My videotape approach script from the book, EMDR With Complex Trauma, is here: https://emdrwithcomplextrauma.com/wp-content/uploads/2024/10/c39.pdf
As we have seen in other episodes, trauma in many memories or when held in many nervous systems doesn’t want to come out in small and digestible pieces. That’s part of what trauma is. It’s not meant to be felt small. Yet, the distress that comes into awareness in EMDR therapy needs to come in tolerable, noticeable, and ultimately digestible chunks. If it doesn’t, clients probably have defenses to manage what comes next, whether that is panic or shutdown. One of the most difficult ways to do EMDR therapy is on the edge of or beyond the client’s window of tolerance.
In her chapter on complex trauma in her main text, Shapiro mentions that you can use the videotape approach from the recent events protocol to help “fractionate” the memory into smaller pieces. I’ve provided my script for doing that attached to this podcast and I’d like to describe what we are trying to do in it. Again, don’t do this with healthy people. Do EMDR therapy exactly the way we trained you. Modifications like this when they are not needed or are done because the therapist can’t tolerate a healthy client feeling big things will likely prevent the client from accessing their associative memory networks in ways that are most helpful. However, if you are working with someone with a small window of tolerance we need the distress that comes to ripple inside of that. If that’s our goal, it does not make sense to activate this memory in Phase Three by going into the worst part it first. But it seems to me that we should do some type of Phase Three. The approach as I have outlined it makes modifications to Phases Three and Four only. The rest of Standard Protocol is done as normal. As you can see in the script that I’ve provided, we are careful not to strongly activate the memory in Phase Three. For instance, it asks about how big this memory has been in your whole life span on a 0-10 scale (which is less activating than how we traditionally get the SUDs).

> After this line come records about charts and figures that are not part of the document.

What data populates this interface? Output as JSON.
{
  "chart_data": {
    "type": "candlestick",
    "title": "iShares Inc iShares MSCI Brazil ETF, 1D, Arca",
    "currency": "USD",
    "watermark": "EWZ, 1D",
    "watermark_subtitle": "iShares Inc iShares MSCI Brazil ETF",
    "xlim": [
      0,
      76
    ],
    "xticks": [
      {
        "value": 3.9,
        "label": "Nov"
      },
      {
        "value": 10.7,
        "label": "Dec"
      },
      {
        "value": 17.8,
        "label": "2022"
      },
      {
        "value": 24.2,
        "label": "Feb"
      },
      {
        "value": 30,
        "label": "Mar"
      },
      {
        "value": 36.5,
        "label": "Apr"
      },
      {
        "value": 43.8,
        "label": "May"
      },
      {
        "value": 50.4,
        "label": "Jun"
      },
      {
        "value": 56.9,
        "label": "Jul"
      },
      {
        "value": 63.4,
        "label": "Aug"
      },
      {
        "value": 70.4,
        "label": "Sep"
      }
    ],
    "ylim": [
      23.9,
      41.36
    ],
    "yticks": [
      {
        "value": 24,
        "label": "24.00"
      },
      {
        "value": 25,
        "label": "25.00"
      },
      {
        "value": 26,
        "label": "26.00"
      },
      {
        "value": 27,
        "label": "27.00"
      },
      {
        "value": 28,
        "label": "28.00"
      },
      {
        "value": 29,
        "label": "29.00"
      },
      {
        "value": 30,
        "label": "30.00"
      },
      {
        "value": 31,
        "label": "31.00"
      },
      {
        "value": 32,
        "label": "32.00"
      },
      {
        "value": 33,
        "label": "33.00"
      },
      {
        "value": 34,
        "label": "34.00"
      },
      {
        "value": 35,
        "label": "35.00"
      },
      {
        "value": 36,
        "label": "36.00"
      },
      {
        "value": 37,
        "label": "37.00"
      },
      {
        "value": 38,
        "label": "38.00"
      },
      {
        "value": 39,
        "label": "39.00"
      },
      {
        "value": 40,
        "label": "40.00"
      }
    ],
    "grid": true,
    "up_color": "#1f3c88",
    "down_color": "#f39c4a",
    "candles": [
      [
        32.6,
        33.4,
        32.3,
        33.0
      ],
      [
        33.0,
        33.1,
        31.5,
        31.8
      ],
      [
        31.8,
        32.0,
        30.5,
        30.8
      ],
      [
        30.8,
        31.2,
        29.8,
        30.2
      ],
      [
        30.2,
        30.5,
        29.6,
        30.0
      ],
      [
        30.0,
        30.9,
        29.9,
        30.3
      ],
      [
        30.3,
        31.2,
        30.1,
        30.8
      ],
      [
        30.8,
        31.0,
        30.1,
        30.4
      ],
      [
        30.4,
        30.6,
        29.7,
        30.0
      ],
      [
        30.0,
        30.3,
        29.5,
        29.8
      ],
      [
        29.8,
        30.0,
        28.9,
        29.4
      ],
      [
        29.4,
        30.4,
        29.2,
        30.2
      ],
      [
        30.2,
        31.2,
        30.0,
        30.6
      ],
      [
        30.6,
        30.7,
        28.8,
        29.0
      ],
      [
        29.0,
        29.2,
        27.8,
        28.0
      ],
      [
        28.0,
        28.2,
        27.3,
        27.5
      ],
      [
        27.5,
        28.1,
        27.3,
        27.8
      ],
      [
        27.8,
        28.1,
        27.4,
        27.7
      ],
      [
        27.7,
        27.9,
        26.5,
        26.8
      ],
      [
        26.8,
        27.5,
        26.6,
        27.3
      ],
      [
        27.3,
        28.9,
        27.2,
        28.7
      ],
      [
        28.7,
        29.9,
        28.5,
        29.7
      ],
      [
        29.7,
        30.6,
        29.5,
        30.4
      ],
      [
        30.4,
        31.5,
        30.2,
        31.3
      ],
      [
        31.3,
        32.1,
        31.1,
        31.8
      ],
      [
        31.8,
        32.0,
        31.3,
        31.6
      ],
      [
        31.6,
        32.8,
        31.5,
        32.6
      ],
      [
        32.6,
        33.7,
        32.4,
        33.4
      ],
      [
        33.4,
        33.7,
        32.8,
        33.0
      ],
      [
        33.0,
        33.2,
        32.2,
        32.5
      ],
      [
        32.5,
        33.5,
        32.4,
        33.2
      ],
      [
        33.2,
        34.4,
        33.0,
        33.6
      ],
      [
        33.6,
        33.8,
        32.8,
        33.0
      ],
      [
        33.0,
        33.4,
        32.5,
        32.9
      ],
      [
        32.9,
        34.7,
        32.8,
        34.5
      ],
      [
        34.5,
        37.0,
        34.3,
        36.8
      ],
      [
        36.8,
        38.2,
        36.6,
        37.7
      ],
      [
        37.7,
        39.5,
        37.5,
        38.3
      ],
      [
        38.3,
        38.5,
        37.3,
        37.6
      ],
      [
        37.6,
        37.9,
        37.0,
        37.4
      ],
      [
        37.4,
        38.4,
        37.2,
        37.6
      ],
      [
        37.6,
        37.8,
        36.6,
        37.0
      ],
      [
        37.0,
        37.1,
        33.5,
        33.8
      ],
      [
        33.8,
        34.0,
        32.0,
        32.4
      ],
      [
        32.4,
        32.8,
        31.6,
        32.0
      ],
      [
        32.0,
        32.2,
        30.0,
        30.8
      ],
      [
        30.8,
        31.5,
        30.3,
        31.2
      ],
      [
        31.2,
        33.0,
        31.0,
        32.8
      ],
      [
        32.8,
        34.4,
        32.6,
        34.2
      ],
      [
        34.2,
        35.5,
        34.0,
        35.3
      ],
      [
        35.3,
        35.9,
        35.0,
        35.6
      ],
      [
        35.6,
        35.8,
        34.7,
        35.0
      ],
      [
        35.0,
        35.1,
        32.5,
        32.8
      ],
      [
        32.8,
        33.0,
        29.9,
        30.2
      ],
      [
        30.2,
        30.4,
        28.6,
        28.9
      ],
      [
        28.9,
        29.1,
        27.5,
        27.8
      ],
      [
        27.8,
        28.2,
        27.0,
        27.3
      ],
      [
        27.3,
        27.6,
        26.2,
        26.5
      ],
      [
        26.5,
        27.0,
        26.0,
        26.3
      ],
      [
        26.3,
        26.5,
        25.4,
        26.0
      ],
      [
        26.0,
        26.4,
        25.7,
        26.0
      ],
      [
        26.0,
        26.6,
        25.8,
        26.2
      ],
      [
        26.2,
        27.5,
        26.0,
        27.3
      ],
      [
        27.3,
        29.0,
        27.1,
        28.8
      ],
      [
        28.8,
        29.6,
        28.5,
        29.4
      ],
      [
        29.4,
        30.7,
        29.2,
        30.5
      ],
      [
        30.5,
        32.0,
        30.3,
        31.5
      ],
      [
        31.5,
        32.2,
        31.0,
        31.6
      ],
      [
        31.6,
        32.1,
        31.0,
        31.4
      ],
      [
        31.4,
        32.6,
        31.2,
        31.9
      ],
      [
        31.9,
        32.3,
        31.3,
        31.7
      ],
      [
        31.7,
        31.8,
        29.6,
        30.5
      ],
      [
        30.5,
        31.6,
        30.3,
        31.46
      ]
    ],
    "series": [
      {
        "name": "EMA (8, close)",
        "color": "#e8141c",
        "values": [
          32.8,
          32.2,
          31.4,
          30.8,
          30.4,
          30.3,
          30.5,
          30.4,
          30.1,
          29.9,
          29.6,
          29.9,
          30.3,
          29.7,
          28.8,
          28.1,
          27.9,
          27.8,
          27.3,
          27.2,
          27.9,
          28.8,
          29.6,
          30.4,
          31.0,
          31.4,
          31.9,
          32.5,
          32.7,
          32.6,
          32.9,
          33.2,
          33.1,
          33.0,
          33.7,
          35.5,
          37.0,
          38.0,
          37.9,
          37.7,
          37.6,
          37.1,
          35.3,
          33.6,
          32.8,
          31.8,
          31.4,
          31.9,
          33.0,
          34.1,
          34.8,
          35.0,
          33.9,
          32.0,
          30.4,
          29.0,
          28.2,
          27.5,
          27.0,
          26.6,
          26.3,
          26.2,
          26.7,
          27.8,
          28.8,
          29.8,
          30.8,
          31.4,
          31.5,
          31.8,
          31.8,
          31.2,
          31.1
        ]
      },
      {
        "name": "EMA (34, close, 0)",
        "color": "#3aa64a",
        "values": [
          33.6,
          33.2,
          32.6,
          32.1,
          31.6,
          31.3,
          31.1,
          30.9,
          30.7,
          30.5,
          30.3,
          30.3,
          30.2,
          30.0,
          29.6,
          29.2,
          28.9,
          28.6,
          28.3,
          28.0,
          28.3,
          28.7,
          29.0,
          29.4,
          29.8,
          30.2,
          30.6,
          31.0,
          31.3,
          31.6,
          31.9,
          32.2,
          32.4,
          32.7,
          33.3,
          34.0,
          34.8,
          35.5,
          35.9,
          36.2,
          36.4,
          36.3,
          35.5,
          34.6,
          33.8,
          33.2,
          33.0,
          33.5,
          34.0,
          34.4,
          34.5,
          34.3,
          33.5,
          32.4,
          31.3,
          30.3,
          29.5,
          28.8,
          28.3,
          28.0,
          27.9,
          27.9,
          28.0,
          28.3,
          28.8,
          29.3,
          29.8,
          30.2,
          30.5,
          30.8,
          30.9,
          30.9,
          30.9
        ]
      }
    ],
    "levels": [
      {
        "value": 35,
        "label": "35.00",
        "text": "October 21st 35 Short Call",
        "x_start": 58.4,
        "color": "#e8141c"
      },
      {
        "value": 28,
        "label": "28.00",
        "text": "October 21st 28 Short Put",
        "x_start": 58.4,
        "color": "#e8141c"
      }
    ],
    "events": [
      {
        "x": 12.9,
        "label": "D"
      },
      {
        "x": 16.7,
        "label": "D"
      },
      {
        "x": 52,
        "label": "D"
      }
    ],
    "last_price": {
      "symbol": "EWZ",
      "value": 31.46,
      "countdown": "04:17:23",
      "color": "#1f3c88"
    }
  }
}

As we move into Phase Four, we simply ask the client to identify in their own awareness the beginning and the ending of the memory, then ask them to play the memory from the very first frame. As soon as any distress comes, we instruct them to let us know with their hand and we immediately ask them to close the memory channel. Then, they start tapping and noticing. What we are doing here is asking them to take a little bite, ten notice, notice, notice, notice, until the distress in that bite is largely metabolized. We then ask the client to play the video forward to find the next piece of distress. Something remarkable happens most of the time when using the videotape approach. When the client does arrive at the worst part, there is usually much less distress in it than the client anticipated. This is because they noticed their way to it. Like a machine that is eating away at the foundation of a mountain, when you get to the peak of it, the whole mountain starts to collapse. It’s elegant and much more tolerable. We’re not done with Phase Four until the client can play the whole memory and there is no distress on any channel. Often, this involves multiple playing throughs of the memory. You don’t need to constantly check the SUDs. Just notice the distress when it appears until the client can’t find any when playing the video. After that, check the SUDs and clean up any debris. Then move to Phase Five using standard protocol.
With event trauma, clients can work on much larger events than they might be able to tolerate otherwise. This approach will not save you from the big existential loneliness that comes when working on attachment wound targets that tend to bring everything to a halt like quicksand. What it will do is allow you to get stuck in the quicksand of it slower, which may allow you to use attachment or parts interventions sooner to help the session wind down in more tolerable ways.
Again, the videotape approach doesn’t give you a bigger boat of adaptive information to land a bigger memory. It lets you reel the fish in using strategies that can keep the boat from flipping or keep your line from snapping.
There are sometimes, not all of the time, when we need to work on an event trauma memory that is larger than I’d recommend. But the client needs to tackle it. At these times, I’m likely to use the videotape approach. It will significantly increase the chance that the client will resolve that memory in a session or two… assuming there is enough adaptive information present somewhere in the client’s nervous system. To be clear, this is a restricted protocol approach. Shapiro says that you can do things like this with clients with complex trauma when sound clinical guidance requires it. Give it a try. My hunch is that it’s a game-changer with many of your most severely traumatized clients. And as soon as you no longer need it and clients can tolerably resolve memories without it, remove constraints and let things go where they go for the broadest range of generalization possible.